Cinq ans après son court intitulé Pollux, Michaël Dichter passe au format long avec Les Trois Fantastiques, qui comprend au casting Diego Murgia, Jean Devie, Benjamin Tellier, Emmanuelle Bercot ou encore Raphaël Quenard et se centre sur trois adolescents voyant leur amitié se détériorer le temps d’un été en pente douce…

Le passage à l’âge adulte, une étape clé de l’existence intriguant bon nombre de cinéastes, qui voient dans cette phase transitoire un terreau fertile pour aborder des thématiques variées telles que l’amitié, le sentiment amoureux ou encore le mal-être adolescent. Des piliers que l’on retrouve dans Les Trois Fantastiques, la première réalisation de Michaël Dichter, qui se veut une réflexion sur ces liens qui se renforcent ou se distendent selon les épreuves traversées par chacun, pouvant fragiliser l’équilibre d’un groupe voire d’une cellule familiale.

Pour symboliser cette étape fondatrice qu’est la perte de l’innocence, le cinéaste – qui officie également à l’écriture du film aux côtés de Mathias Gavarry – concentre son regard (et sa caméra) sur Max, Vivian et Tom, un trio inséparable se retrouvant entraîné sur une pente glissante à la suite de décisions douteuses. Dans une ville où les opportunités s’amoindrissent, le climat social n’étant pas au beau fixe avec entre autres la fermeture de la dernière usine locale, nos camarades tentent de se sortir de cette torpeur ambiante et à faire de leur été l’un des plus beaux de leur vie. Mais de l’espoir de meilleurs lendemains à l’angoisse de ce que le jour suivant réserve, il n’y a qu’un pas.

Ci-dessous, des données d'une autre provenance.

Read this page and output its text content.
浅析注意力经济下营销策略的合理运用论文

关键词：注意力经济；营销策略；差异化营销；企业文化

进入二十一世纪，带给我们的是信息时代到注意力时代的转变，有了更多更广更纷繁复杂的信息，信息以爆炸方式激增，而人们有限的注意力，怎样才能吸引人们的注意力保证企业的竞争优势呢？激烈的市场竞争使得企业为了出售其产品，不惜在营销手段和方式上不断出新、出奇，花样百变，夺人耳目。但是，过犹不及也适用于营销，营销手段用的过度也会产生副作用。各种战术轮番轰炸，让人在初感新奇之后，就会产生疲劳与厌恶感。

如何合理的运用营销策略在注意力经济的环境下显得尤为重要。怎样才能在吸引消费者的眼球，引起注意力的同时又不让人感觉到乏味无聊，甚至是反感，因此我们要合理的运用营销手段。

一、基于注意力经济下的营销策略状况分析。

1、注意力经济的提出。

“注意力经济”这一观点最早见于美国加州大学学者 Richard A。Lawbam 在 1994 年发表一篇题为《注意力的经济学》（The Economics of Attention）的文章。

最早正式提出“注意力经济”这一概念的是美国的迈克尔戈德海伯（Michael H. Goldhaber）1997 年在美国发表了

Débutant comme un teen-movie traditionnel, se reposant sur les tribulations d’adolescents arrivés à un carrefour de leur vie, le scénario obscurcit progressivement les horizons de ses personnages principaux, la chaleur propre à la saison estivale faisant office de chape de plomb, étouffant inéluctablement tout le monde. Une volonté d’amener de la dramaturgie se traduisant par l’arrivée en cours de route de Seb, le grand frère de Max synonyme d’élément perturbateur, dont la mauvaise influence se répercute sur son cadet. Ajoutez à ce drame familial, une affaire de harcèlement insidieuse et vous avez les éléments portant Les Trois Fantastiques vers le haut, la candeur des premiers instants passés en compagnie de nos compères laissant place à des moments de tension, la situation s’envenimant pour mieux fracturer le noyau formé par ces amis que l’on nous présente comme inséparable.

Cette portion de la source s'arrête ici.